Прикосновения спасителя становились все борзее, он уже лизал то соски, то груди целиком, и спускался язычком на её животик. В глазах у парочки заплясали звезды, как будто кто-то невидимый открыл окно и впустил в дом ночное небо. Его пальцы странствовали по её телу, увлеченные приторно-непристойными вещами. Её обуревали великолепные эмоции, и она не имела понятия, получится ли удержать в себе их все. Она ощутила, как он переместился, вдался клином между её бедер и начал тыкаться органом, силясь найти вход, чтобы вкорениться и пустить тёплую струйку белого “яда”, который, может, и не оплодотворит её, зато “отравит” безумием весь женский организм и всю женскую психику.

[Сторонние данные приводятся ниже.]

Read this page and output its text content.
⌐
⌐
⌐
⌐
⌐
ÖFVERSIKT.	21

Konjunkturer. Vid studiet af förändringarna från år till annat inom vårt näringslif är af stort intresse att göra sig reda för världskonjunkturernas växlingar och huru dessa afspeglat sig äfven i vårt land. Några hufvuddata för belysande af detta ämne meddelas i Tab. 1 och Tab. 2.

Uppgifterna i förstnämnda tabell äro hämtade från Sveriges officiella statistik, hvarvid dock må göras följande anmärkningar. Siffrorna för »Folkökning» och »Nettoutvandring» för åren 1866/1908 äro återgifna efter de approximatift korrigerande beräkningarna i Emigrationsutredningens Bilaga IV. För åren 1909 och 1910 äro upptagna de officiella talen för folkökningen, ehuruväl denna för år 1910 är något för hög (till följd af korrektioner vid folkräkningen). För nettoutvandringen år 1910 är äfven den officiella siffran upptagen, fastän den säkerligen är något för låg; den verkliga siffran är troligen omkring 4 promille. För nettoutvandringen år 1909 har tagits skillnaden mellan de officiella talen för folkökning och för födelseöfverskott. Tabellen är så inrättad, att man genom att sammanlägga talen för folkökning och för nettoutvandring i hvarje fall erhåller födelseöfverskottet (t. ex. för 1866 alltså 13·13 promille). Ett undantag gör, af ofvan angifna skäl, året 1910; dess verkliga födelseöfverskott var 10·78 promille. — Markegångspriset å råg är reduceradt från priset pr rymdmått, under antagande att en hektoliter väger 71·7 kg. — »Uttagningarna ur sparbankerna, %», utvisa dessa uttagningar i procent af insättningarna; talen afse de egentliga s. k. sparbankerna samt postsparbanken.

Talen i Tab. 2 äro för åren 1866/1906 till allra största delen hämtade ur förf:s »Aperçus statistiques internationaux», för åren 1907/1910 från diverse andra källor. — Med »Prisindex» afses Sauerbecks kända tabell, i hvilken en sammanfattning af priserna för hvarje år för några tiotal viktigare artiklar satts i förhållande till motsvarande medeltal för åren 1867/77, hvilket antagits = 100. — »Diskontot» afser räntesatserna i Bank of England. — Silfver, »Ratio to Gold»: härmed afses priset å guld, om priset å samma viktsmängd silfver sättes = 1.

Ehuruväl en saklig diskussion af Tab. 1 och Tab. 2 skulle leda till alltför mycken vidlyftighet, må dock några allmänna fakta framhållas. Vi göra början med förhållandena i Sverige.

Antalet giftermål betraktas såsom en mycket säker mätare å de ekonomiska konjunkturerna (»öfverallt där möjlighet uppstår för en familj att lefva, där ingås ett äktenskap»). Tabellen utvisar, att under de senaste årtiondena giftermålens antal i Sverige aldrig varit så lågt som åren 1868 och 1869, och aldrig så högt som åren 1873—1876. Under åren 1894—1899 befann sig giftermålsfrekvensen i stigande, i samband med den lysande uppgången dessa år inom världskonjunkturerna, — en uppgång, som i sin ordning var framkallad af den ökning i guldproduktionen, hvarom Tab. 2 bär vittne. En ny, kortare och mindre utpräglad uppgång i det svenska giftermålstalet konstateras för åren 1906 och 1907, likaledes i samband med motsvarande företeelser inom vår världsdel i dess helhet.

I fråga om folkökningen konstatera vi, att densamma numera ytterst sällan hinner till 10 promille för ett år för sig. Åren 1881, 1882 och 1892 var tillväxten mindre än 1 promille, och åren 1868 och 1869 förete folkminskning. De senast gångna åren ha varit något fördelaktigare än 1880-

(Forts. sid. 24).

От его разгоряченного дыхания её живот покрылся влагой. Он продолжил лизать её, обводя языком пупок. Потом язык погрузился, занялся щекотанием, но не для того, чтобы спровоцировать у неё малую усмешку, а для того, чтобы улыбнулся каждый дюйм её тела. Внезапный восторг, слишком яркий, чтобы считаться обычным, затуманил сразу два сознания и пробился сразу в два сердца.
Глава 3 Проклятие бессмертия
- В тысяча девятьсот пятьдесят четвертом, в Вене, я встретил фокусника. Он был ослепительным, блистательным, ярким. Он выиграл у меня в карты.